District Court Applied Wrong Legal Standard in Finding Named Plaintiffs and Their Counsel to be Adequate Representatives of the Proposed Class under Rule 23(a)(4) and thus Abused its Discretion in Certifying Class and Approving Nationwide Class Action Settlement Third Circuit Holds
Several putative class actions were filed against various defendants, including Community Bank of Northern Virginia (CBNV), Guarantee National Bank of Tallahassee (GNBT) and Residential Funding Corporation (RFC), arising out of “the alleged predatory lending scheme of the Shumway/Bapst Organization (‘Shumway’), a residential mortgage loan business involved in facilitating the making of high-interest, mortgage-backed loans to debt-laden homeowners.” In re Community Bank of N. Va. & Guar. Nat’l Bank of Tallahassee Second Mortgage Loan Litig., 622 F.3d 275 (3d Cir. 2010) [Slip Opn., at 10]. According to the allegations underlying the class action complaints, Shumway entered into relationships with CBNV and GNBT in order to circumvent state-law restrictions on fees that it could charge; the alleged scheme permitted Shumway to make it appear as if the fees were paid to depository institutions (which are not subject to the fee restrictions) when in reality they were being funneled to Shumway. Id. RFC allegedly aided this conspiracy by purchasing CBNV and GNBT loans on the secondary market, even though it allegedly knew that these institutions were acting as mere “straw parties” for Shumway. Id., at 11. The class actions were consolidated, see id., at 11-12, and ultimately a proposed nationwide class action settlement was reached, id., at 13. Certain members of the class objected to the proposed class action settlement, and certain class members sought leave to intervene in the consolidated class action lawsuit; the district court denied the motion to intervene and overruled the objections to the class action settlement. Id., at 9. The Third Circuit affirmed the district court’s denial of intervention, but reversed and remanded the approval of the class action settlement. Id. The district court again approved the class action settlement, and again the objectors appealed: “The Objectors contend that the failure [to make claims against the defendants under the Truth in Lending Act (TILA) and the Home Ownership and Equity Protection Act (HOEPA)] renders the named plaintiffs and class counsel inadequate class representatives.” Id. The Circuit Court again reversed.
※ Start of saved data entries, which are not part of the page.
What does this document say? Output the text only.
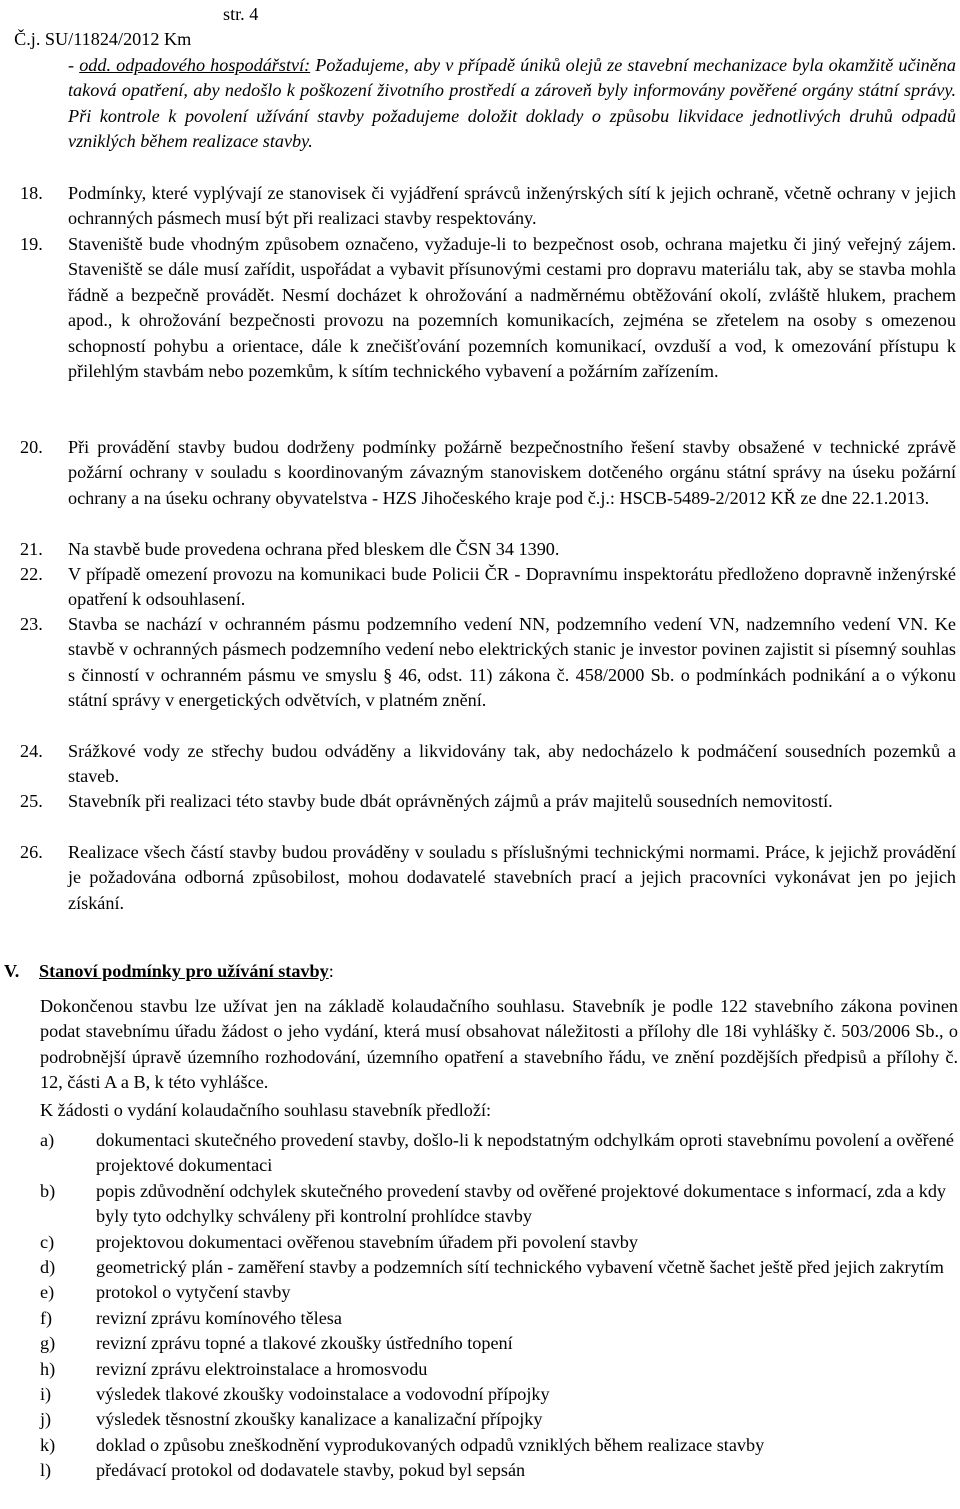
Č.j. SU/11824/2012 Km

str. 4

- odd. odpadového hospodářství: Požadujeme, aby v případě úniků olejů ze stavební mechanizace byla okamžitě učiněna taková opatření, aby nedošlo k poškození životního prostředí a zároveň byly informovány pověřené orgány státní správy. Při kontrole k povolení užívání stavby požadujeme doložit doklady o způsobu likvidace jednotlivých druhů odpadů vzniklých během realizace stavby.
18. Podmínky, které vyplývají ze stanovisek či vyjádření správců inženýrských sítí k jejich ochraně, včetně ochrany v jejich ochranných pásmech musí být při realizaci stavby respektovány.
19. Staveniště bude vhodným způsobem označeno, vyžaduje-li to bezpečnost osob, ochrana majetku či jiný veřejný zájem. Staveniště se dále musí zařídit, uspořádat a vybavit přísunovými cestami pro dopravu materiálu tak, aby se stavba mohla řádně a bezpečně provádět. Nesmí docházet k ohrožování a nadměrnému obtěžování okolí, zvláště hlukem, prachem apod., k ohrožování bezpečnosti provozu na pozemních komunikacích, zejména se zřetelem na osoby s omezenou schopností pohybu a orientace, dále k znečišťování pozemních komunikací, ovzduší a vod, k omezování přístupu k přilehlým stavbám nebo pozemkům, k sítím technického vybavení a požárním zařízením.
20. Při provádění stavby budou dodrženy podmínky požárně bezpečnostního řešení stavby obsažené v technické zprávě požární ochrany v souladu s koordinovaným závazným stanoviskem dotčeného orgánu státní správy na úseku požární ochrany a na úseku ochrany obyvatelstva - HZS Jihočeského kraje pod č.j.: HSCB-5489-2/2012 KŘ ze dne 22.1.2013.
21. Na stavbě bude provedena ochrana před bleskem dle ČSN 34 1390.
22. V případě omezení provozu na komunikaci bude Policii ČR - Dopravnímu inspektorátu předloženo dopravně inženýrské opatření k odsouhlasení.
23. Stavba se nachází v ochranném pásmu podzemního vedení NN, podzemního vedení VN, nadzemního vedení VN. Ke stavbě v ochranných pásmech podzemního vedení nebo elektrických stanic je investor povinen zajistit si písemný souhlas s činností v ochranném pásmu ve smyslu § 46, odst. 11) zákona č. 458/2000 Sb. o podmínkách podnikání a o výkonu státní správy v energetických odvětvích, v platném znění.
24. Srážkové vody ze střechy budou odváděny a likvidovány tak, aby nedocházelo k podmáčení sousedních pozemků a staveb.
25. Stavebník při realizaci této stavby bude dbát oprávněných zájmů a práv majitelů sousedních nemovitostí.
26. Realizace všech částí stavby budou prováděny v souladu s příslušnými technickými normami. Práce, k jejichž provádění je požadována odborná způsobilost, mohou dodavatelé stavebních prací a jejich pracovníci vykonávat jen po jejich získání.
V. Stanoví podmínky pro užívání stavby:
Dokončenou stavbu lze užívat jen na základě kolaudačního souhlasu. Stavebník je podle 122 stavebního zákona povinen podat stavebnímu úřadu žádost o jeho vydání, která musí obsahovat náležitosti a přílohy dle 18i vyhlášky č. 503/2006 Sb., o podrobnější úpravě územního rozhodování, územního opatření a stavebního řádu, ve znění pozdějších předpisů a přílohy č. 12, části A a B, k této vyhlášce.
K žádosti o vydání kolaudačního souhlasu stavebník předloží:
a) dokumentaci skutečného provedení stavby, došlo-li k nepodstatným odchylkám oproti stavebnímu povolení a ověřené projektové dokumentaci
b) popis zdůvodnění odchylek skutečného provedení stavby od ověřené projektové dokumentace s informací, zda a kdy byly tyto odchylky schváleny při kontrolní prohlídce stavby
c) projektovou dokumentaci ověřenou stavebním úřadem při povolení stavby
d) geometrický plán - zaměření stavby a podzemních sítí technického vybavení včetně šachet ještě před jejich zakrytím
e) protokol o vytyčení stavby
f) revizní zprávu komínového tělesa
g) revizní zprávu topné a tlakové zkoušky ústředního topení
h) revizní zprávu elektroinstalace a hromosvodu
i) výsledek tlakové zkoušky vodoinstalace a vodovodní přípojky
j) výsledek těsnostní zkoušky kanalizace a kanalizační přípojky
k) doklad o způsobu zneškodnění vyprodukovaných odpadů vzniklých během realizace stavby
l) předávací protokol od dodavatele stavby, pokud byl sepsán
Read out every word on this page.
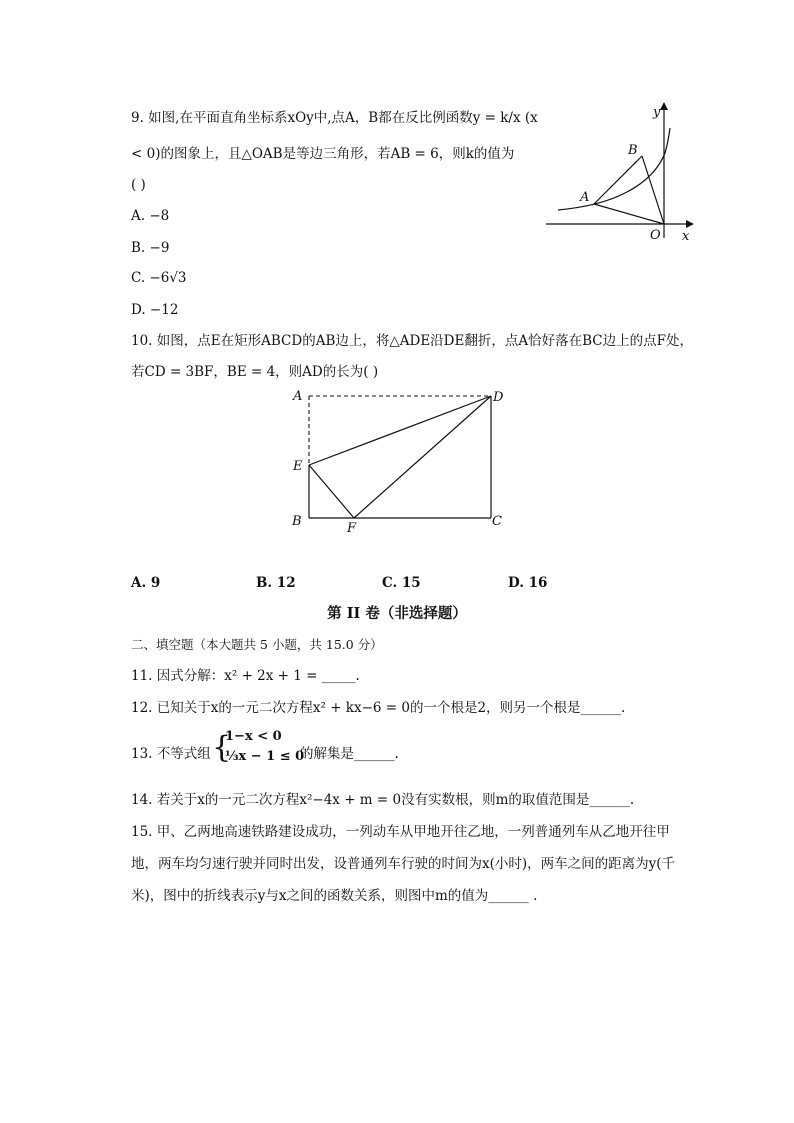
9. 如图,在平面直角坐标系xOy中,点A，B都在反比例函数y = k/x (x
< 0)的图象上，且△OAB是等边三角形，若AB = 6，则k的值为
( )
A. −8
B. −9
C. −6√3
D. −12
x
y
O
A
B
10. 如图，点E在矩形ABCD的AB边上，将△ADE沿DE翻折，点A恰好落在BC边上的点F处，
若CD = 3BF，BE = 4，则AD的长为( )
A	D
E
B	F	C
A. 9	B. 12	C. 15	D. 16
第 II 卷（非选择题）
二、填空题（本大题共 5 小题，共 15.0 分）
11. 因式分解：x² + 2x + 1 = _____.
12. 已知关于x的一元二次方程x² + kx−6 = 0的一个根是2，则另一个根是______.
13. 不等式组 {
1−x < 0
⅓x − 1 ≤ 0
的解集是______.
14. 若关于x的一元二次方程x²−4x + m = 0没有实数根，则m的取值范围是______.
15. 甲、乙两地高速铁路建设成功，一列动车从甲地开往乙地，一列普通列车从乙地开往甲
地，两车均匀速行驶并同时出发，设普通列车行驶的时间为x(小时)，两车之间的距离为y(千
米)，图中的折线表示y与x之间的函数关系，则图中m的值为______ .
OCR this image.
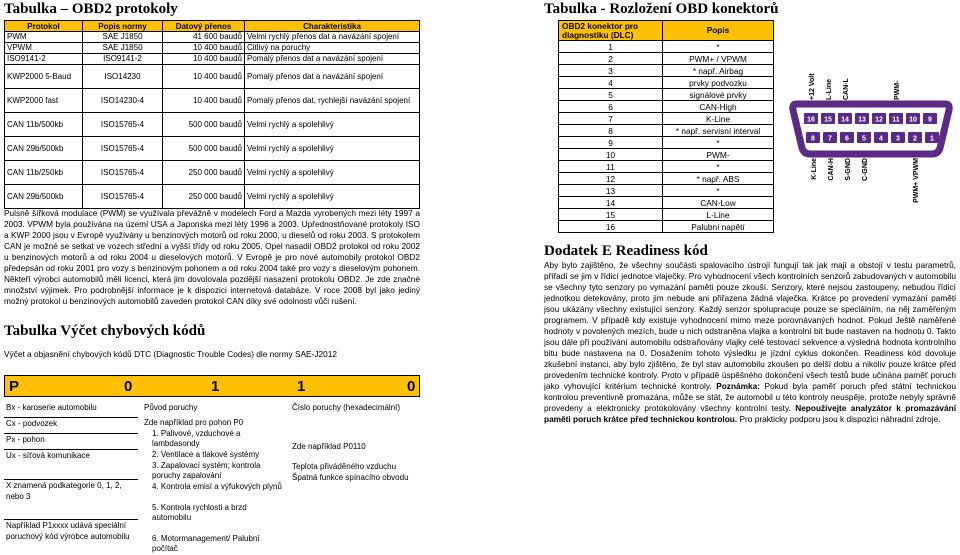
Tabulka – OBD2 protokoly
Protokol	Popis normy	Datový přenos	Charakteristika
PWM	SAE J1850	41 600 baudů	Velmi rychlý přenos dat a navázání spojení
VPWM	SAE J1850	10 400 baudů	Citlivý na poruchy
ISO9141-2	ISO9141-2	10 400 baudů	Pomalý přenos dat a navázání spojení
KWP2000 5-Baud	ISO14230	10 400 baudů	Pomalý přenos dat a navázání spojení
KWP2000 fast	ISO14230-4	10 400 baudů	Pomalý přenos dat, rychlejší navázání spojení
CAN 11b/500kb	ISO15765-4	500 000 baudů	Velmi rychlý a spolehlivý
CAN 29b/500kb	ISO15765-4	500 000 baudů	Velmi rychlý a spolehlivý
CAN 11b/250kb	ISO15765-4	250 000 baudů	Velmi rychlý a spolehlivý
CAN 29b/500kb	ISO15765-4	250 000 baudů	Velmi rychlý a spolehlivý
Pulsně šířková modulace (PWM) se využívala převážně v modelech Ford a Mazda vyrobených mezi léty 1997 a 2003. VPWM byla používána na území USA a Japonska mezi léty 1996 a 2003. Upřednostňované protokoly ISO a KWP 2000 jsou v Evropě využívány u benzinových motorů od roku 2000, u dieselů od roku 2003. S protokolem CAN je možné se setkat ve vozech střední a vyšší třídy od roku 2005. Opel nasadil OBD2 protokol od roku 2002 u benzinových motorů a od roku 2004 u dieselových motorů. V Evropě je pro nové automobily protokol OBD2 předepsán od roku 2001 pro vozy s benzinovým pohonem a od roku 2004 také pro vozy s dieselovým pohonem. Někteří výrobci automobilů měli licenci, která jim dovolovala pozdější nasazení protokolu OBD2. Je zde značné množství výjimek. Pro podrobnější informace je k dispozici internetová databáze. V roce 2008 byl jako jediný možný protokol u benzinových automobilů zaveden protokol CAN díky své odolnosti vůči rušení.
Tabulka Výčet chybových kódů
Výčet a objasnění chybových kódů DTC (Diagnostic Trouble Codes) dle normy SAE-J2012
P	0	1	1	0
Bx - karoserie automobilu
Cx - podvozek
Px - pohon
Ux - síťová komunikace
X znamená podkategorie 0, 1, 2, nebo 3
Například P1xxxx udává speciální poruchový kód výrobce automobilu
Původ poruchy
Zde například pro pohon P0
1. Palivové, vzduchové a lambdasondy
2. Ventilace a tlakové systémy
3. Zapalovací systém; kontrola poruchy zapalování
4. Kontrola emisí a výfukových plynů
5. Kontrola rychlosti a brzd automobilu
6. Motormanagement/ Palubní počítač
Číslo poruchy (hexadecimální)
Zde například P0110
Teplota přiváděného vzduchu Špatná funkce spínacího obvodu
Tabulka - Rozložení OBD konektorů
OBD2 konektor pro diagnostiku (DLC)	Popis
1	*
2	PWM+ / VPWM
3	* např. Airbag
4	prvky podvozku
5	signálové prvky
6	CAN-High
7	K-Line
8	* např. servisní interval
9	*
10	PWM-
11	*
12	* např. ABS
13	*
14	CAN-Low
15	L-Line
16	Palubní napětí
+12 Volt L-Line CAN-L	PWM-
16 15 14 13 12 11 10 9
8 7 6 5 4 3 2 1
K-Line CAN-H S-GND C-GND	PWM+ VPWM
Dodatek E Readiness kód
Aby bylo zajištěno, že všechny součásti spalovacího ústrojí fungují tak jak mají a obstojí v testu parametrů, přiřadí se jim v řídicí jednotce vlaječky. Pro vyhodnocení všech kontrolních senzorů zabudovaných v automobilu se všechny tyto senzory po vymazání paměti pouze zkouší. Senzory, které nejsou zastoupeny, nebudou řídicí jednotkou detekovány, proto jim nebude ani přiřazena žádná vlaječka. Krátce po provedení vymazání paměti jsou ukázány všechny existující senzory. Každý senzor spolupracuje pouze se speciálním, na něj zaměřeným programem. V případě kdy existuje vyhodnocení mimo meze porovnávaných hodnot. Pokud Ještě naměřené hodnoty v povolených mezích, bude u nich odstraněna vlajka a kontrolní bit bude nastaven na hodnotu 0. Takto jsou dále při používání automobilu odstraňovány vlajky celé testovací sekvence a výsledná hodnota kontrolního bitu bude nastavena na 0. Dosažením tohoto výsledku je jízdní cyklus dokončen. Readiness kód dovoluje zkušební instanci, aby bylo zjištěno, že byl stav automobilu zkoušen po delší dobu a nikoliv pouze krátce před provedením technické kontroly. Proto v případě úspěšného dokončení všech testů bude učinána paměť poruch jako vyhovující kritérium technické kontroly. Poznámka: Pokud byla paměť poruch před státní technickou kontrolou preventivně promazána, může se stát, že automobil u této kontroly neuspěje, protože nebyly správně provedeny a elektronicky protokolovány všechny kontrolní testy. Nepoužívejte analyzátor k promazávání paměti poruch krátce před technickou kontrolou. Pro prakticky podporu jsou k dispozici náhradní zdroje.
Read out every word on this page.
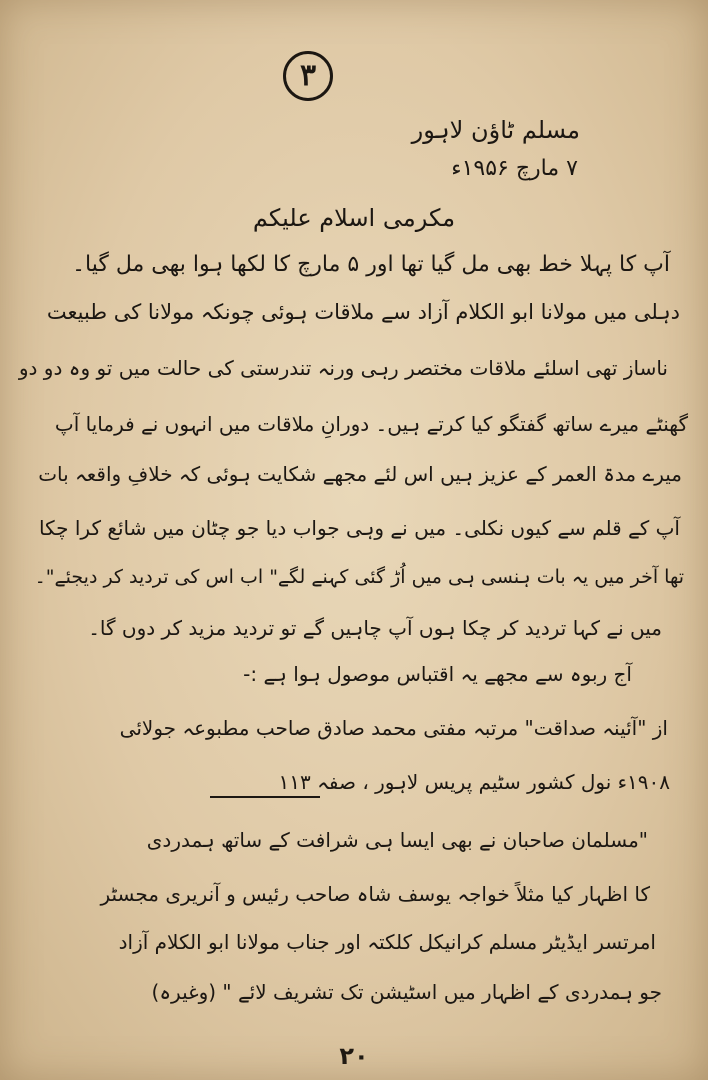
۳
مسلم ٹاؤن لاہور
۷ مارچ ۱۹۵۶ء
مکرمی اسلام علیکم
آپ کا پہلا خط بھی مل گیا تھا اور ۵ مارچ کا لکھا ہوا بھی مل گیا۔
دہلی میں مولانا ابو الکلام آزاد سے ملاقات ہوئی چونکہ مولانا کی طبیعت
ناساز تھی اسلئے ملاقات مختصر رہی ورنہ تندرستی کی حالت میں تو وہ دو دو
گھنٹے میرے ساتھ گفتگو کیا کرتے ہیں۔ دورانِ ملاقات میں انہوں نے فرمایا آپ
میرے مدۃ العمر کے عزیز ہیں اس لئے مجھے شکایت ہوئی کہ خلافِ واقعہ بات
آپ کے قلم سے کیوں نکلی۔ میں نے وہی جواب دیا جو چٹان میں شائع کرا چکا
تھا آخر میں یہ بات ہنسی ہی میں اُڑ گئی کہنے لگے" اب اس کی تردید کر دیجئے"۔
میں نے کہا تردید کر چکا ہوں آپ چاہیں گے تو تردید مزید کر دوں گا۔
آج ربوہ سے مجھے یہ اقتباس موصول ہوا ہے :-
از "آئینہ صداقت" مرتبہ مفتی محمد صادق صاحب مطبوعہ جولائی
۱۹۰۸ء نول کشور سٹیم پریس لاہور ، صفہ ۱۱۳
"مسلمان صاحبان نے بھی ایسا ہی شرافت کے ساتھ ہمدردی
کا اظہار کیا مثلاً خواجہ یوسف شاہ صاحب رئیس و آنریری مجسٹر
امرتسر ایڈیٹر مسلم کرانیکل کلکتہ اور جناب مولانا ابو الکلام آزاد
جو ہمدردی کے اظہار میں اسٹیشن تک تشریف لائے " (وغیرہ)
۲۰
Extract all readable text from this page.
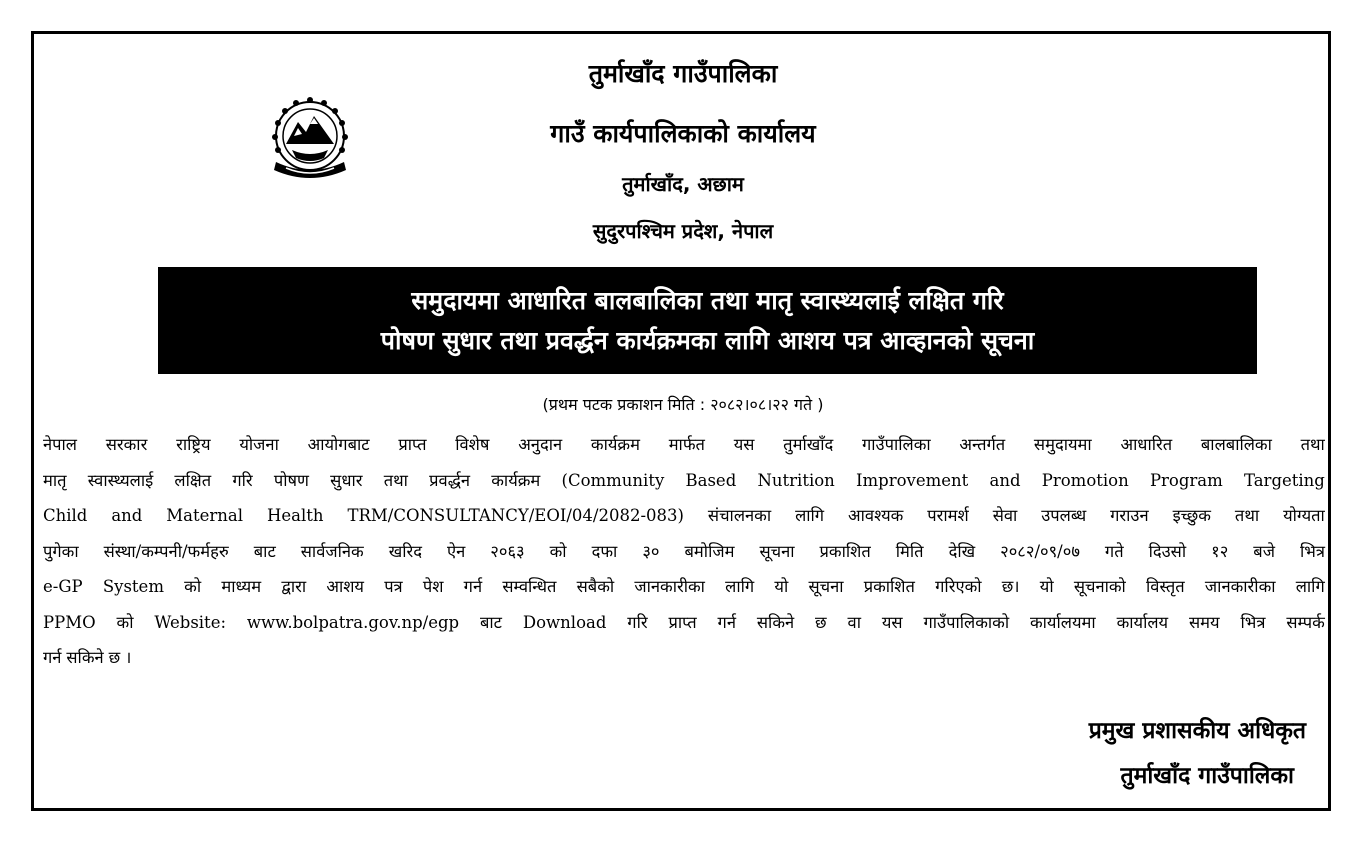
तुर्माखाँद गाउँपालिका
गाउँ कार्यपालिकाको कार्यालय
तुर्माखाँद, अछाम
सुदुरपश्चिम प्रदेश, नेपाल
समुदायमा आधारित बालबालिका तथा मातृ स्वास्थ्यलाई लक्षित गरि
पोषण सुधार तथा प्रवर्द्धन कार्यक्रमका लागि आशय पत्र आव्हानको सूचना
(प्रथम पटक प्रकाशन मिति : २०८२।०८।२२ गते )
नेपाल सरकार राष्ट्रिय योजना आयोगबाट प्राप्त विशेष अनुदान कार्यक्रम मार्फत यस तुर्माखाँद गाउँपालिका अन्तर्गत समुदायमा आधारित बालबालिका तथा
मातृ स्वास्थ्यलाई लक्षित गरि पोषण सुधार तथा प्रवर्द्धन कार्यक्रम (Community Based Nutrition Improvement and Promotion Program Targeting
Child and Maternal Health TRM/CONSULTANCY/EOI/04/2082-083) संचालनका लागि आवश्यक परामर्श सेवा उपलब्ध गराउन इच्छुक तथा योग्यता
पुगेका संस्था/कम्पनी/फर्महरु बाट सार्वजनिक खरिद ऐन २०६३ को दफा ३० बमोजिम सूचना प्रकाशित मिति देखि २०८२/०९/०७ गते दिउसो १२ बजे भित्र
e-GP System को माध्यम द्वारा आशय पत्र पेश गर्न सम्वन्धित सबैको जानकारीका लागि यो सूचना प्रकाशित गरिएको छ। यो सूचनाको विस्तृत जानकारीका लागि
PPMO को Website: www.bolpatra.gov.np/egp बाट Download गरि प्राप्त गर्न सकिने छ वा यस गाउँपालिकाको कार्यालयमा कार्यालय समय भित्र सम्पर्क
गर्न सकिने छ ।
प्रमुख प्रशासकीय अधिकृत
तुर्माखाँद गाउँपालिका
We do not discuss in detail the Circuit Court’s 100-page opinion. In sum, the Third Circuit concluded that “by approaching the adequacy-of-representation questions on remand as though it were ruling on a motion to amend pursuant to Federal Rule of Civil Procedure 15© or a motion to dismiss pursuant to Rule 12(b)6)[,] [the district court] applied the wrong legal standard in ruling on class certification under Rule 23.” In re Community Bank, at 9. Accordingly, the Court “reluctantly” vacated the district court order certifying the class action and approving the class action settlement, and again remanded the matter for further proceedings. Id. The Third Circuit also noted, “we continue to reject (i) the claim that the District Court abused its discretion in denying the Objectors’ renewed motion to intervene, and (ii) their renewed petition for mandamus to recuse the District Judge in this case.” Id.
Briefly, the problem with the district court’s analysis was that it analyzed the adequacy of the representation by evaluating the “viability of potential TILA/HOEPA class claims.” In re Community Bank, at 49. As the Third Circuit explained, “The District Court’s reasoning appears to be that, if these claims could not survive a Rule 12(b)(6) motion to dismiss (and thus were not viable), neither the named plaintiffs nor their counsel were inadequate for failing to bring them.” Id., at 49-50. The Circuit Court rejected this reasoning, explaining that “the Court’s analysis reduces to the conclusion that the existing named plaintiffs are made adequate because there is no remedy for their inadequate representation.” Id., at 53-54. This “is a path we find troubling.” Id., at 64. Accordingly, the district court’s order was reversed and the matter remanded with instructions. Id., at 100.